17 de março de 1745.

Idem.

26 de março de 1745.

Foi desejo de Athena-sama sair das Doze Casas para enxergar outros horizontes. Recebi a honra de acompanhá-la e de protegê-la, mas falhei miseravelmente. Um acidente entre os soldados tomou-me o tempo, e não consegui avisar nenhum dos colegas. Quando voltei à casa de Áries, ela já tinha saído. Fui ao seu encalço e deparei-me com um espectro de Hades! Felizmente, o inimigo foi derrotado, e Athena-sama saiu ilesa. Foi prudente retornarmos às Doze Casas para a sua segurança, pois havia o risco de mais espectros aparecerem. Como ela parecia chateada, senti-me obrigado a dizer-lhe alguma coisa. Prometi que o próximo passeio seria diferente, e ela sorriu-me. O peito aqueceu-se com seu cosmos cálido. Não pude deixar de pensar que seu amor, grande e generoso, vinha acompanhado de algo que parecia triste… mas não saberia defini-lo.

29 de março de 1745.

Sísifo de Sagitário e El Cid de Capricórnio retornaram de sua missão de reunir mais informações sobre os deuses Hipnos e Thanatos. Foi um dia complicado, pois servos subiam e desciam para carregar os livros trazidos da missão. Eu conheço bem os rostos dos servos de Sísifo, mas não consigo parar de pensar que é nessas horas que um ataque pode acontecer. Por isso, pedi a ajuda de Dohko para vigiá-los. Quando Sísifo carregou a última leva pessoalmente, disse que eu fora muito irresponsável, com aquele rosto sério. Pensei que teria um ataque do coração quando ele me disse aquilo, mas logo em seguida acrescentou, abrindo um sorriso: “arrasta o seu melhor amigo até aqui e nem lhe paga uma bebida? Eu assumo a guarda, deem o fora daqui!” Mas naquela hora eu já tinha entrado em tamanho pânico que gaguejava. Sísifo deveria saber que nós, os mais jovens, morremos de medo de seus sermões.

15 de abril de 1745.

Aldebaran de Touro chamou Dohko para ir brincar com as crianças do orfanato em seu dia de folga. E Dohko, por sua vez, arrastou-me até lá. Não levo jeito com crianças da mesma forma que ele. Acredito que só algumas pessoas possuem o dom e a paciência de lidar com essas sensíveis pessoas em miniatura. Acabei indo, porque os melhores amigos são aqueles que se metem em enrascadas juntos… Mas fiquei muito surpreso quando vi as crianças. Nunca vi mais boazinhas! Aldebaran de fato leva muito jeito com os pequenos.
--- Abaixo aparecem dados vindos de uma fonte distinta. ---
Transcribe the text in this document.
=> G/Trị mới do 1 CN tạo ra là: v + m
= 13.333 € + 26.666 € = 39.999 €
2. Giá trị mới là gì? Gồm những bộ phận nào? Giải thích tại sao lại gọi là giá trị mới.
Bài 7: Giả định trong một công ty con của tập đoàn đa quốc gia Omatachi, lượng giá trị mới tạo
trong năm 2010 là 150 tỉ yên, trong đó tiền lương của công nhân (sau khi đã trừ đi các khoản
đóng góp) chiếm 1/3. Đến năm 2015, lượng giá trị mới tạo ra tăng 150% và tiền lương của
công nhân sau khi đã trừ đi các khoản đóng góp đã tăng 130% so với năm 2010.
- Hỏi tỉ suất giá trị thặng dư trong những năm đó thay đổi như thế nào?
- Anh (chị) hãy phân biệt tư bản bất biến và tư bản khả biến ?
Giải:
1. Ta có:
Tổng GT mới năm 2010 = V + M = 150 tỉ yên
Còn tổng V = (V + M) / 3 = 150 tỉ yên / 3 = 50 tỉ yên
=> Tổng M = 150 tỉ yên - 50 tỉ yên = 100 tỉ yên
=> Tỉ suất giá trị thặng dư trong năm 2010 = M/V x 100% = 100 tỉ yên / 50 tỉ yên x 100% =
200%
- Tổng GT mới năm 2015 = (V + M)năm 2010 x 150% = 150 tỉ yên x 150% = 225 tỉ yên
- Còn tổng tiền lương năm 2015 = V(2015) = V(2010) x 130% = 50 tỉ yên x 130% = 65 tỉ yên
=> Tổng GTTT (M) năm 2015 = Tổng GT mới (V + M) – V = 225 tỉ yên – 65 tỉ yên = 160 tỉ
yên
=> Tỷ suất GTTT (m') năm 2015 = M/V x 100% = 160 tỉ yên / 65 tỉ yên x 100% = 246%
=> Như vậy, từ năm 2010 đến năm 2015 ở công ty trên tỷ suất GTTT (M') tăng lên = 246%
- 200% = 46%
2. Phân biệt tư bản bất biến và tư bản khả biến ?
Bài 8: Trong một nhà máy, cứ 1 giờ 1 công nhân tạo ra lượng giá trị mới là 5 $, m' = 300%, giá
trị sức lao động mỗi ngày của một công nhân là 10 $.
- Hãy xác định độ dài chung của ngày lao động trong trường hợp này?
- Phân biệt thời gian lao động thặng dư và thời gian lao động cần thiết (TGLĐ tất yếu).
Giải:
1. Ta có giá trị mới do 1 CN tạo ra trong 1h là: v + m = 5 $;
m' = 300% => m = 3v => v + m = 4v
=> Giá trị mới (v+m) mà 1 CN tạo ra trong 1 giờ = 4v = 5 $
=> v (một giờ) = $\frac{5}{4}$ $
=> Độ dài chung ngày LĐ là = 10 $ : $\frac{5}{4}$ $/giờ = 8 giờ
Mesmo assim, elas parecem ter uma energia infinita. Quando saí de lá, senti o mesmo cansaço de um dia de treino. Talvez eu tenha compreendido melhor o meu vizinho. Era uma exaustão agradável. Aldebaran tem um coração tão grande que todas as crianças sem um lugar para ir encontram um teto aconchegante nele. Contudo, Aldebaran contou-nos que aquelas eram as que ainda não tinham encontrado um novo lar, e que tinha parado de recolher órfãos. Devia ser difícil para ele manter distância daqueles filhos adotivos por causa da Guerra Santa.

22 de abril de 1745.

O mestre do Santuário passou-me uma missão em Jamiel. Tokusa revelou-se ser um espectro. Tokusa de Tenkousei Hanuman. Pensar que ele foi a causa do acidente que matou os próprios pais só me torna mais rancoroso com relação a Hades e à Guerra Santa. Quando se é novo, pensamos que os acontecimentos seguem em linha reta, e que as pessoas ao seu lado trilharão o mesmo caminho que o seu. Eu esperava que isso acontecesse comigo, Yuzuriha e Tokusa. Não foi assim. Nem sempre as pessoas conseguem caminhar em linha reta. A missão relembrou-me essa lição da forma mais trágica. Jamiel continua como sempre foi, mas os dias felizes que passei lá não se repetirão. Só que… o que podemos fazer senão seguir em frente? Nós, que somos tolos…

25 de abril de 1745.

Athena-sama pediu-me para sorrir. Então eu me perguntei como é que ela conseguia ser tão forte em sua posição. Talvez só uma deusa seja capaz de suportar com um sorriso todas as mudanças que ocorreram e que estão ocorrendo com a ressurreição de Hades. Estando sozinhos, eu tinha mais liberdade para conversar com ela. Perguntei se ela não gostaria de voltar para a época em que morava no orfanato. Ela me respondeu que não, o que me deixou intrigado. Disse então que, se ficasse apenas lamentando a saudade, não conseguiria cumprir uma promessa que tinha feito. Eu sempre pensei que o sorriso dela era uma fachada para esconder seu sofrimento. Agora acho que a Athena-sama está sempre sorrindo para essa promessa. É doloroso, ao mesmo tempo em que é especial. É exatamente como o meu passado.

8 de maio de 1745.

Albafica de Peixes retornou de sua missão um tanto diferente. Eu esperei na entrada do Santuário por ele porque queria ter uma conversa séria sobre aquela terrível repulsa que ele tinha de si mesmo. E, quando eu o encarei, já em modo de combate verbal, percebi que ele estava ferido. Fiquei mais preocupado do que zangado, e ele percebeu que eu tinha passado a noite ali por causa dele. Fiquei completamente desarmado. De fato, eu esperava dele o mesmo afastamento de sempre, que tanto me incomodava. Mas ele convidou-me para acompanhá-lo até as Doze Casas. Ele nunca teria dito aquilo um dia antes! Senti que alguma coisa tinha mudado dentro dele, mas, quando perguntei a respeito, fui imediatamente afastado. Não me importei. Mesmo que ele me rechaça mil vezes, continuarei sendo o seu amigo.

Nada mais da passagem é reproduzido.